Home > Mobile >  Role definition for Kubernetes user to work on single namespace
Role definition for Kubernetes user to work on single namespace

Time:12-30

I am currently facing the current situation. I want to give users access to individual namespaces, such that they can

  • create and deploy ressources with Helm charts (for instance, from Bitnami)

On the other hand the users are not supposed to

  • create/retrieve/modify/delete RBAC settings like ServiceAccounts, RoleBindings, Roles, NetworkPolicies
  • get hands on secrets associated to ServiceAccounts

Of course, the crucial thing is to define the best Role for it here. Likely, the following is not the best idea here:

apiVersion: rbac.authorization.k8s.io/v1
kind: Role
metadata:
  name: role
  namespace: example-namespace
rules:
- apiGroups: ["*"]
  resources: ["*"]
  verbs: ["*"]

Hence, it would be great if you could come along with some sensible approach that the users can work on it as freely as possible, yet do not get hands on some more "dangerous" resources.

In essence, I want to follow the workflow outlined here (https://jeremievallee.com/2018/05/28/kubernetes-rbac-namespace-user.html). So what matters most is that individual users in one namespace, cannot read the secrets of the users in the same namespace, such that they cannot authenticate with the credentials of someone else.

CodePudding user response:

In my opinion the following strategy will help:

  1. RBAC to limit access to service accounts of own namespace only.
  2. Make sure automountServiceAccountToken: false in secret and POD level using policies. This helps in protecting secrets when there is a node security breach. The secret will only be available for execution time and will not be stored in the POD.

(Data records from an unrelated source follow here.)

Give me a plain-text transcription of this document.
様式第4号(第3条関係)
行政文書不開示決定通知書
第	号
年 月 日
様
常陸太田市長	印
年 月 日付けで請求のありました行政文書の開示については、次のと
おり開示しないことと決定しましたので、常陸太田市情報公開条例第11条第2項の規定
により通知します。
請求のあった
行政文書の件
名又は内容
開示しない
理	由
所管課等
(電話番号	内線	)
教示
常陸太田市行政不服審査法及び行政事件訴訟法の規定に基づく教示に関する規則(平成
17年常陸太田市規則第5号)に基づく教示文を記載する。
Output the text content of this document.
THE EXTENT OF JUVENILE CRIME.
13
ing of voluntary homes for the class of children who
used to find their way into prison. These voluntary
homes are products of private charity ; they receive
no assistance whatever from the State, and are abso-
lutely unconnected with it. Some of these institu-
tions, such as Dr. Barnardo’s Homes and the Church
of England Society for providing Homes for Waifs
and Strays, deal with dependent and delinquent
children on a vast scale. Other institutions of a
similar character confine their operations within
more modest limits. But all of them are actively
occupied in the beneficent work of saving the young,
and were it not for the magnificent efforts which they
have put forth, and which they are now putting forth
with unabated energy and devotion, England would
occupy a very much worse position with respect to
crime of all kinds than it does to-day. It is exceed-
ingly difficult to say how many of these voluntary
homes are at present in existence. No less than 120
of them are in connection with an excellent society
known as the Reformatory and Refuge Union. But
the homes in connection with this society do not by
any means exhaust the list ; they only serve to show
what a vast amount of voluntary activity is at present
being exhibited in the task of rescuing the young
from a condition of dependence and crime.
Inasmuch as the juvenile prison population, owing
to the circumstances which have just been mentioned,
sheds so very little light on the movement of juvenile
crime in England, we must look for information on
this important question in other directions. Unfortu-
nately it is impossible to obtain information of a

https://kubernetes.io/docs/tasks/configure-pod-container/configure-service-account/#use-the-default-service-account-to-access-the-api-server

  1. Encrypt secrets stored in ETCD using kms(recommended). But if you dont have a kms provider then you can also choose other providers to ensure minimum security.

https://kubernetes.io/docs/tasks/administer-cluster/encrypt-data/#providers

CodePudding user response:

Sound like the ClusterRole edit would almost fit your needs. https://kubernetes.io/docs/reference/access-authn-authz/rbac/#user-facing-roles

It will allow access to secrets "However, this role allows accessing Secrets and running Pods as any ServiceAccount in the namespace, so it can be used to gain the API access levels of any ServiceAccount in the namespace."